Even NDA’s oldest ally Shiromani Akali Dal (SAD) on Saturday parted ways on the issue of these farm bills as farmers in Punjab and Haryana intensified protest.
The government has asserted that these bills will allow farmers to sell their produce anywhere they want at a better price.
The Farmers’ Produce Trade and Commerce (Promotion and Facilitation) Bill, 2020 aims to permit the sale of agricultural produce outside the mandis regulated by the Agricultural Produce Marketing Committees (APMC) constituted by different state legislations.
The Farmers (Empowerment and Protection) Agreement of Price Assurance and Farm Services Bill, 2020 provides for contract farming.
The Essential Commodities (Amendment) Bill 2020 aims to deregulate the production, supply, distribution of food items like cereals, pulses, potatoes and onion.
Prime Minister Narendra Modi after the passage of two of the three bills by Parliament last week had termed the laws as a “watershed moment” in the history of Indian agriculture that will empower crores of farmers.
The prime minister in his monthly ‘Mann Ki Baat’ broadcast on Sunday said that a large number of peasants have benefited since fruits and vegetables were brought out of the APMC Act in some states a few years ago and asserted that grain-producing farmers will now have the same freedom.
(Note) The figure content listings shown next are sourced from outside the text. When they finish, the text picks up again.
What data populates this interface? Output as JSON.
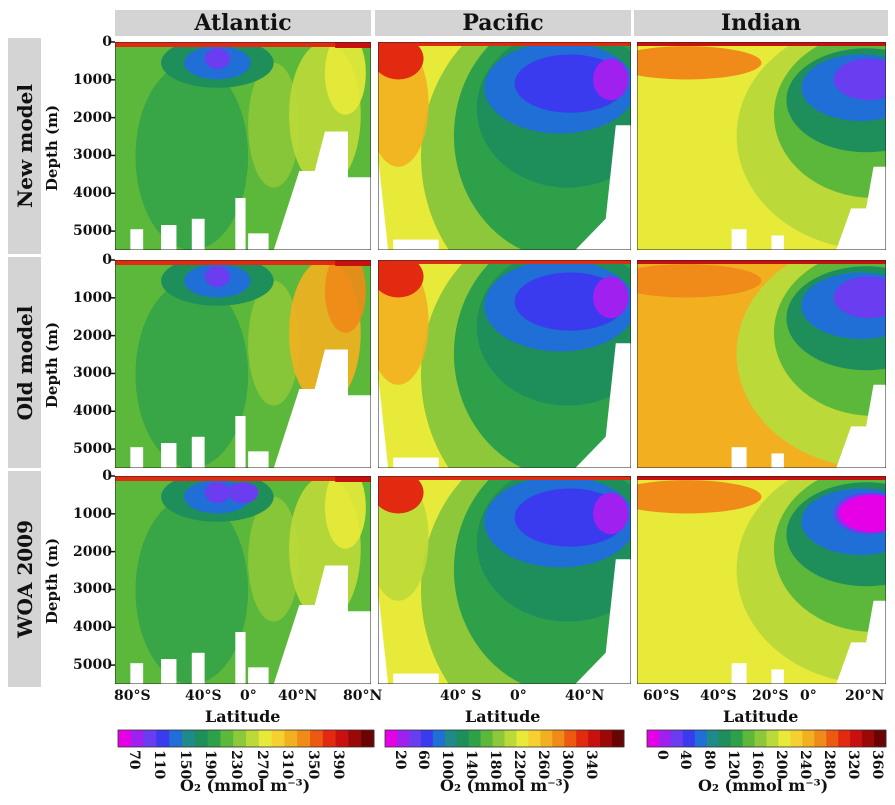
{
  "columns": [
    "Atlantic",
    "Pacific",
    "Indian"
  ],
  "rows": [
    "New model",
    "Old model",
    "WOA 2009"
  ],
  "y_axis": {
    "label": "Depth (m)",
    "ticks": [
      "0",
      "1000",
      "2000",
      "3000",
      "4000",
      "5000"
    ]
  },
  "x_axis": {
    "label": "Latitude",
    "atlantic_ticks": [
      "80°S",
      "40°S",
      "0°",
      "40°N",
      "80°N"
    ],
    "pacific_ticks": [
      "40° S",
      "0°",
      "40°N"
    ],
    "indian_ticks": [
      "60°S",
      "40°S",
      "20°S",
      "0°",
      "20°N"
    ]
  },
  "colorbars": [
    {
      "ticks": [
        "70",
        "110",
        "150",
        "190",
        "230",
        "270",
        "310",
        "350",
        "390"
      ]
    },
    {
      "ticks": [
        "20",
        "60",
        "100",
        "140",
        "180",
        "220",
        "260",
        "300",
        "340"
      ]
    },
    {
      "ticks": [
        "0",
        "40",
        "80",
        "120",
        "160",
        "200",
        "240",
        "280",
        "320",
        "360"
      ]
    }
  ],
  "colorbar_title": "O₂ (mmol m⁻³)",
  "colors": [
    "#e600e6",
    "#a020f0",
    "#6a3df0",
    "#3a3aef",
    "#1f6fd6",
    "#1f8a8a",
    "#1e8f5a",
    "#2fa04a",
    "#5cb83a",
    "#8cc83a",
    "#bcd93a",
    "#e8ea3a",
    "#f5d030",
    "#f2b020",
    "#f08a18",
    "#ec5a12",
    "#e22a10",
    "#c81010",
    "#9a0808",
    "#6a0404"
  ],
  "chart_data": {
    "type": "heatmap",
    "title": "",
    "variable": "O₂ (mmol m⁻³)",
    "panels": [
      {
        "row": "New model",
        "column": "Atlantic"
      },
      {
        "row": "New model",
        "column": "Pacific"
      },
      {
        "row": "New model",
        "column": "Indian"
      },
      {
        "row": "Old model",
        "column": "Atlantic"
      },
      {
        "row": "Old model",
        "column": "Pacific"
      },
      {
        "row": "Old model",
        "column": "Indian"
      },
      {
        "row": "WOA 2009",
        "column": "Atlantic"
      },
      {
        "row": "WOA 2009",
        "column": "Pacific"
      },
      {
        "row": "WOA 2009",
        "column": "Indian"
      }
    ],
    "ylabel": "Depth (m)",
    "ylim": [
      5500,
      0
    ],
    "xlabel": "Latitude",
    "xlim_atlantic": [
      -80,
      85
    ],
    "xlim_pacific": [
      -75,
      65
    ],
    "xlim_indian": [
      -75,
      25
    ],
    "colorbar_ranges": [
      [
        70,
        390
      ],
      [
        20,
        340
      ],
      [
        0,
        360
      ]
    ]
  }
}
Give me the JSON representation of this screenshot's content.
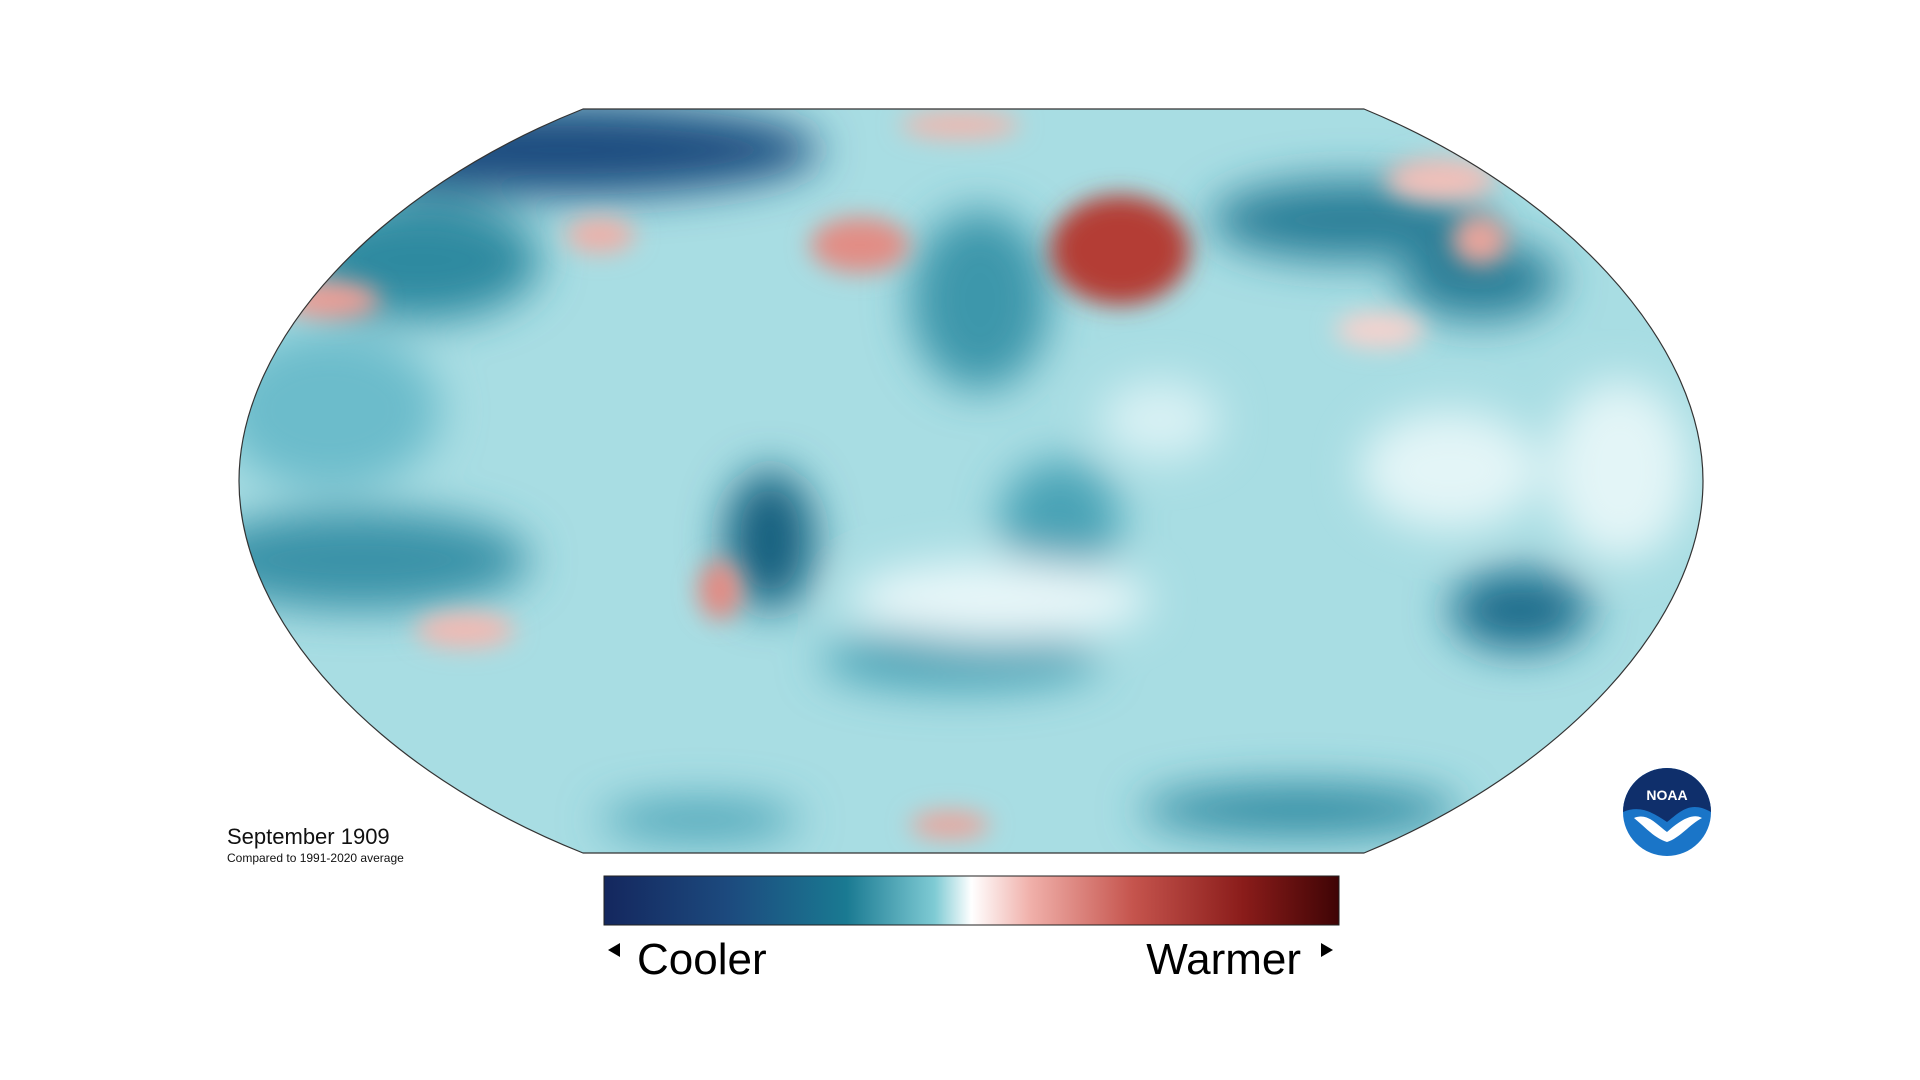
{
  "title": "September 1909",
  "subtitle": "Compared to 1991-2020 average",
  "legend": {
    "low": "Cooler",
    "high": "Warmer"
  },
  "logo": "NOAA"
}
Protests by farmers against the laws continued on Sunday, with peasants in Punjab squatting on the Amritsar-Delhi railway track. Farmers, under the banner of the Kisan Mazdoor Sangharsh Committee, have been staging a sit-in on the rail track in Punjab since last Wednesday.
Farmers have expressed apprehension that the Centre’s farm reforms would pave a way for the dismantling of the minimum support price system, leaving them at the “mercy” of big companies.